= Joubert's theorem =

In polynomial algebra and field theory, Joubert's theorem states that if $K$ and $L$ are fields, $L$ is a separable field extension of $K$ of degree 6, and the characteristic of $K$ is not equal to 2, then $L$ is generated over $K$ by some element λ in $L$, such that the minimal polynomial $p$ of λ has the form $p(t)$ = $t^6 + c_4 t^4 + c_2 t^2 + c_1 t + c_0$, for some constants $c_4, c_2, c_1, c_0$ in $K$. The theorem is named in honor of Charles Joubert, a French mathematician, lycée professor, and Jesuit priest.

In 1867 Joubert published his theorem in his paper Sur l'équation du sixième degré in tome 64 of Comptes rendus hebdomadaires des séances de l'Académie des sciences. He seems to have made the assumption that the fields involved in the theorem are subfields of the complex field.

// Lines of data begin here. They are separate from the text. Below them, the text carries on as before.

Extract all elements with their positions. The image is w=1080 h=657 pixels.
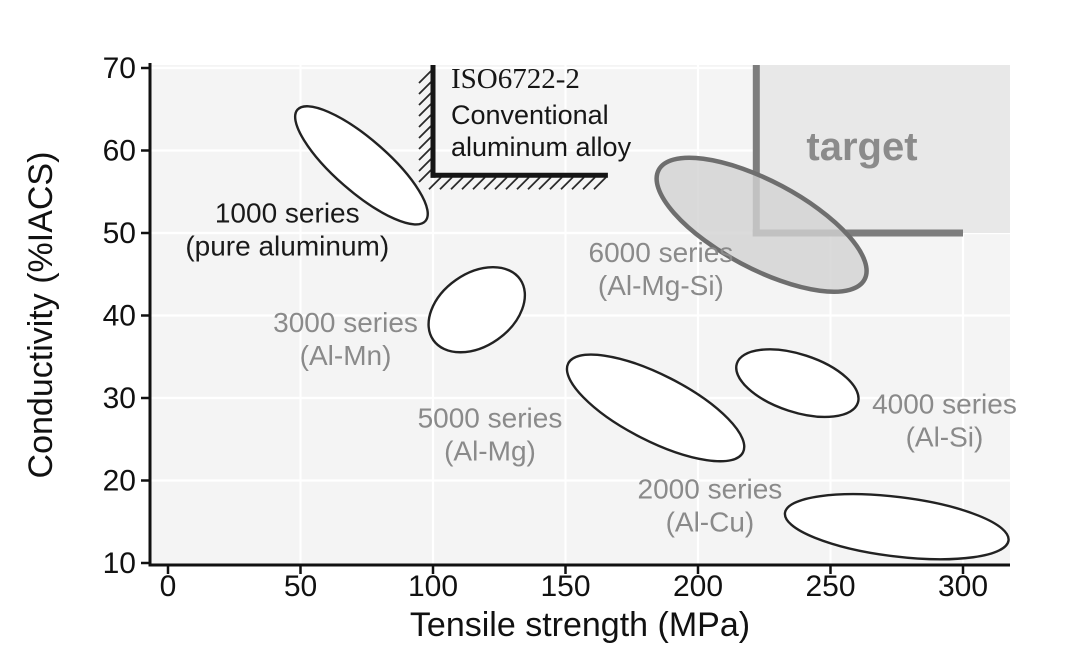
iso-hatch-tick [483,176,497,190]
iso-hatch-tick [538,176,552,190]
iso-hatch-tick [472,176,486,190]
y-tick-label-70: 70 [103,52,136,85]
iso-hatch-tick [428,176,442,190]
label-2000-series-line2: (Al-Cu) [666,507,755,538]
iso-hatch-tick [571,176,585,190]
iso-hatch-tick [418,92,432,106]
y-tick-label-40: 40 [103,300,136,333]
x-tick-label-200: 200 [673,570,723,603]
ellipse-6000-series [654,155,869,294]
iso-hatch-tick [582,176,596,190]
ellipse-3000-series [427,266,527,354]
label-4000-series-line1: 4000 series [872,389,1017,420]
ellipse-5000-series [565,353,746,463]
label-6000-series-line2: (Al-Mg-Si) [598,270,724,301]
x-tick-label-100: 100 [408,570,458,603]
iso-label-line3: aluminum alloy [451,132,632,162]
y-tick-label-10: 10 [103,547,136,580]
iso-hatch-tick [418,81,432,95]
iso-hatch-tick [439,176,453,190]
y-tick-label-20: 20 [103,465,136,498]
y-tick-label-30: 30 [103,382,136,415]
iso-hatch-tick [418,136,432,150]
iso-hatch-tick [560,176,574,190]
iso-hatch-tick [418,103,432,117]
iso-hatch-tick [527,176,541,190]
label-2000-series-line1: 2000 series [638,474,783,505]
iso-hatch-tick [418,70,432,84]
y-axis-title: Conductivity (%IACS) [22,152,60,479]
iso-hatch-tick [516,176,530,190]
iso-hatch-tick [549,176,563,190]
x-axis-title: Tensile strength (MPa) [410,606,750,644]
iso-label-line1: ISO6722-2 [451,63,580,95]
x-tick-label-250: 250 [805,570,855,603]
iso-hatch-tick [450,176,464,190]
ellipse-4000-series [735,348,860,419]
label-6000-series-line1: 6000 series [589,237,734,268]
iso-label-line2: Conventional [451,100,609,130]
iso-hatch-tick [418,125,432,139]
x-tick-label-0: 0 [160,570,177,603]
label-1000-series-line1: 1000 series [215,197,360,228]
label-3000-series-line1: 3000 series [273,307,418,338]
x-tick-label-50: 50 [284,570,317,603]
label-1000-series-line2: (pure aluminum) [185,230,389,261]
iso-hatch-tick [461,176,475,190]
iso-hatch-tick [505,176,519,190]
iso-hatch-tick [418,147,432,161]
y-tick-label-60: 60 [103,135,136,168]
x-tick-label-150: 150 [540,570,590,603]
ellipse-2000-series [783,492,1010,561]
iso-hatch-tick [418,158,432,172]
label-5000-series-line1: 5000 series [418,403,563,434]
label-5000-series-line2: (Al-Mg) [444,436,536,467]
iso-hatch-tick [418,169,432,183]
target-label: target [806,125,917,169]
label-4000-series-line2: (Al-Si) [906,422,984,453]
iso-hatch-tick [418,114,432,128]
label-3000-series-line2: (Al-Mn) [300,340,392,371]
x-tick-label-300: 300 [938,570,988,603]
iso-hatch-tick [494,176,508,190]
y-tick-label-50: 50 [103,217,136,250]
iso-hatch-tick [593,176,607,190]
ellipse-1000-series [293,105,429,226]
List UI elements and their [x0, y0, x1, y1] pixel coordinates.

Using arithmetic properties of hypersurfaces, Daniel F. Coray gave, in 1987, a proof of Joubert's theorem (with the assumption that the characteristic of $K$ is neither 2 nor 3). In 2006 Hanspeter Kraft gave a proof of Joubert's theorem "based on an enhanced version of Joubert’s argument". In 2014 Zinovy Reichstein proved that the condition characteristic($K$) ≠ 2 is necessary in general to prove the theorem, but the theorem's conclusion can be proved in the characteristic 2 case with some additional assumptions on $K$ and $L$.